The former is seduction and mesmerisation, an artful exploration to extend the impact of images into music, sound, and narrative. The latter is all surface – an effort to avoid artifice, a historyless, characterless, ultimately narrativeless celebration of images as primal pointers. Hollywood movies reach their peak when the wall between the screen and the spectator breaks down and you're drawn into the story completely. Porn, on the other hand, works best when what you see is all there is, when the layers of reality lift and condense into an anonymous string of sense impressions.
And yet, both are obviously inherently visual media and both deal with intensity. That is why, although Hollywood purports to condemn the morality of its dirty cousin, it is actually, in a deeply confusing way, in love with it: The rawness, the realness, the complete lack of artifice of porn were inspiring to a generation of artists – including Lars von Trier and the Dogme 95 directors - who grew up on a high-calorie diet of glamourous, commercial imagery. Suddenly, you could no longer pretend that what you were seeing was “just a movie”, that actors were really just “pretending”, that when the camera stopped rolling and the lights went off, nothing had actually happened.
Pleasure takes a different approach, one that is as simple as it is genial and leaves the established techniques of the format intact.

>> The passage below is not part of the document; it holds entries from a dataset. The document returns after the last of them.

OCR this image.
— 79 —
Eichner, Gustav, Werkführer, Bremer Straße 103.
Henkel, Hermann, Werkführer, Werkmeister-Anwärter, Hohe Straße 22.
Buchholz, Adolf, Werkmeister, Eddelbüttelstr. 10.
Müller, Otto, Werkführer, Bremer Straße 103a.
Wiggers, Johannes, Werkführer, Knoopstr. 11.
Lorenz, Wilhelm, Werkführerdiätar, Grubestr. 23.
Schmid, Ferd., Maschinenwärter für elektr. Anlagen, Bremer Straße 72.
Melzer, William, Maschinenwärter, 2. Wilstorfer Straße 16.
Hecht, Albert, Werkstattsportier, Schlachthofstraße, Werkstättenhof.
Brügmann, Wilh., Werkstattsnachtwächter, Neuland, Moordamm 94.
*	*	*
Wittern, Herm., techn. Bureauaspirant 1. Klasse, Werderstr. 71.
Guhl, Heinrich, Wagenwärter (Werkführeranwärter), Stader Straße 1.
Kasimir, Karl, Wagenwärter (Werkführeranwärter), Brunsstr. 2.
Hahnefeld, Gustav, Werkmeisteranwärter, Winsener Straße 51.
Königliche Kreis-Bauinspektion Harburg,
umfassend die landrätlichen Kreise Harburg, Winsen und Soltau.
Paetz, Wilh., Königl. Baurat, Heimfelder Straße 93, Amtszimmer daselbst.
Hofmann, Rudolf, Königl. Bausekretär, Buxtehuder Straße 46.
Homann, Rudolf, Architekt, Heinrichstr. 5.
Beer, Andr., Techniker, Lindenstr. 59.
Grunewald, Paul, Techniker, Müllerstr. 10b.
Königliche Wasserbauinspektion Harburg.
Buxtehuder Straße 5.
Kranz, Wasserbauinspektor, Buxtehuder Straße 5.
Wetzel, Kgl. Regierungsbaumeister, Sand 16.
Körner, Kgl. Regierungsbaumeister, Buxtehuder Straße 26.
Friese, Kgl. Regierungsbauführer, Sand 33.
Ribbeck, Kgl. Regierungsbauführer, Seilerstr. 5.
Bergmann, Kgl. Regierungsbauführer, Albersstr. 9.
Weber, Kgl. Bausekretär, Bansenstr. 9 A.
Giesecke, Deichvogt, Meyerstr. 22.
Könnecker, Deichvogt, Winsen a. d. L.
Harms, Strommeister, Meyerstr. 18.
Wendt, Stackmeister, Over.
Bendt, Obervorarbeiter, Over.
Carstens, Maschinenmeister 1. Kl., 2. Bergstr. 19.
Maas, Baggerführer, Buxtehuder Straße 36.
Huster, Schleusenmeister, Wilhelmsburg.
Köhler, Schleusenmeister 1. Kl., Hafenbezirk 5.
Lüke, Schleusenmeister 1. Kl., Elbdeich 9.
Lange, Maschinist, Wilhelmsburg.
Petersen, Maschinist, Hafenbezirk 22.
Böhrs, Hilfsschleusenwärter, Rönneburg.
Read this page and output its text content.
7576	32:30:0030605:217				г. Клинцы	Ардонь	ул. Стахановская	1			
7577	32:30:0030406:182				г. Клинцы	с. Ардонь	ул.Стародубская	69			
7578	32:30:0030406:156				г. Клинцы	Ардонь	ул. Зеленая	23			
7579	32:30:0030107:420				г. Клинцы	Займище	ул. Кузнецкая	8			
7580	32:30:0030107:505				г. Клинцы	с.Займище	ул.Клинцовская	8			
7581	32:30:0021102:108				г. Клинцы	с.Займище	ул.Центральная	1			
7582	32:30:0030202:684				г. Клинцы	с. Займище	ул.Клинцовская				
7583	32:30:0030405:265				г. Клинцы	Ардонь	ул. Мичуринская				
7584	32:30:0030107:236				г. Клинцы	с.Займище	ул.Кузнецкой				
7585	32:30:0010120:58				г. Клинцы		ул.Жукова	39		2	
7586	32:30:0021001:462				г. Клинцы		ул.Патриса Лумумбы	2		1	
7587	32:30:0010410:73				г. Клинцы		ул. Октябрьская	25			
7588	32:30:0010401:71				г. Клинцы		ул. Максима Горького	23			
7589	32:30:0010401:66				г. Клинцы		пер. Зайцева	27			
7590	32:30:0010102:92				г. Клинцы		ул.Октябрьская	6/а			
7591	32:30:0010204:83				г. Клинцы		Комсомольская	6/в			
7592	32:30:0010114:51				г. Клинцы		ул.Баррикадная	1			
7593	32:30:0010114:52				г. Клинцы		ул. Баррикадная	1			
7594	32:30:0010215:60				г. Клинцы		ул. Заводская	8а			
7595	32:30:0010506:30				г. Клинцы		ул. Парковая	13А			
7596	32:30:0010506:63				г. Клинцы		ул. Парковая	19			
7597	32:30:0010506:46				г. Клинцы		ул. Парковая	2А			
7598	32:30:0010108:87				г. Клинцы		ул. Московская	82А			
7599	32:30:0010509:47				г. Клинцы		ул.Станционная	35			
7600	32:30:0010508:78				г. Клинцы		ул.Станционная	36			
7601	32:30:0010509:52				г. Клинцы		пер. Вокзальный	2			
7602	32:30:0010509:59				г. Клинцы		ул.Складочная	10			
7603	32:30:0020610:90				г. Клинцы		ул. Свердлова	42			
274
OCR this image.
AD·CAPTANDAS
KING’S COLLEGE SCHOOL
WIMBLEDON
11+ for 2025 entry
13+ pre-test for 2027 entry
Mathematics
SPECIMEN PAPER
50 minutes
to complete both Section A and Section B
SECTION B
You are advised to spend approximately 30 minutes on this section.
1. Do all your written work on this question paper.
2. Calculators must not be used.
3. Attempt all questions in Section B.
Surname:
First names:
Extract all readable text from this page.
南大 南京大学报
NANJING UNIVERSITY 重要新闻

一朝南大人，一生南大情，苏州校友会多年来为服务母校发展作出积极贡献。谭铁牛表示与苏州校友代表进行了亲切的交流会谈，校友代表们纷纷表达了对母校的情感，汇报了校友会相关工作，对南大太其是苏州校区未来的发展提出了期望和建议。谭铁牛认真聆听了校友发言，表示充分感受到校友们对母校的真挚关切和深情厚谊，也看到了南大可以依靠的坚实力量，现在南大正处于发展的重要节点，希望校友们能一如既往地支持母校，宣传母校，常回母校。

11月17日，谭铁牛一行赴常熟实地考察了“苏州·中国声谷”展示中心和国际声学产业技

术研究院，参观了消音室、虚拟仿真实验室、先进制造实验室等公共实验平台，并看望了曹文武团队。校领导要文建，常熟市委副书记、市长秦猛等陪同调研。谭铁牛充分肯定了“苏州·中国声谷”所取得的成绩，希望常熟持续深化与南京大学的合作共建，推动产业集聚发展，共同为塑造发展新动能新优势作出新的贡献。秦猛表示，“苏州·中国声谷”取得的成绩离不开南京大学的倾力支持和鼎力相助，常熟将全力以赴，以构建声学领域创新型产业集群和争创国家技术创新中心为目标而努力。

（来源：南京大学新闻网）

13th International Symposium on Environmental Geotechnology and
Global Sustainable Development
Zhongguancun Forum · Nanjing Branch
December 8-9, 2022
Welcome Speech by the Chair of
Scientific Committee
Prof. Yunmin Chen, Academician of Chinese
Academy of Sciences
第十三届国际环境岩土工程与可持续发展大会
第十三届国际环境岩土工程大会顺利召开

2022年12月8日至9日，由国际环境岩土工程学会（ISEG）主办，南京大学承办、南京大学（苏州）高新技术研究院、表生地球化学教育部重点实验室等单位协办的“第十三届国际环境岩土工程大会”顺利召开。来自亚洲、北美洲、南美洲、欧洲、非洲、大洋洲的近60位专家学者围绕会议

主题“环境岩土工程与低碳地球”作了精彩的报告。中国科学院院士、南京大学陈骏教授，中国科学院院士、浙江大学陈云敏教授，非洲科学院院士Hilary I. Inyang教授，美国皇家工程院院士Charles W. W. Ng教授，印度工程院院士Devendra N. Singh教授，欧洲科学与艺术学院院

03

Carefully composed, it is an almost classically filmed movie, with smart dialogue, carefully chosen camera angles, and, remarkably, lots of silences and breathing space. Shot, for the most part, in a style akin to the new French cinema style, it depicts the life outside of the bedroom, as a struggle with its typical ups and downs. The sex scenes, on the other hand, are filmed in ultrahigh definition and with glamourous, stylised beauty, supported by Karl Frid's fantastical soundtrack that congenially blends trap beats, with operatic vocal lines. Life is hard, but the ability of sex to transport us, remains. As Thyberg stated in an interview for The New York Times, for all of its turning-women-into-sex-dolls, porn can nonetheless “turn us on.”
At the very end, when Leane violates her closest competitor and currently biggest porn star with a strap-on in front of the camera,she even, for a short moment, achieves transcendence – entirely in tune with her approach, it is here that Thyberg shows us almost nothing but their faces, the movie reaching its emotional and narrative climax by showing us very little, if anything at all.
Like many great movies, the truth is in the seemingly contradictory feelings it leaves us with. Thyberg wanted to avoid a simple critique, and yet, especially in its somewhat forced ending, it does occasiobally ended up that way. She also wanted to come to terms with the fact that she can actually appreciate porn, but still ended up making a movie that's great precisely because it is so completely unlike a porno in every single way.
These things can be irritating, but they can be inspiring, too. In its best moments, Thyberg is giving you incredibly powerful images and a spectacular pallette of sensual stimulations that tingle the nerves with the thrust of lust and unease - you can't avert your eyes, you won't avert your eyes, you don't want to avert your eyes. Regardless of moral inclinations or determination to hate a movie that has decided to avoid a clear-cut stance - for the full duration of Pleasure, that state of hypnotising confusion is all that matters.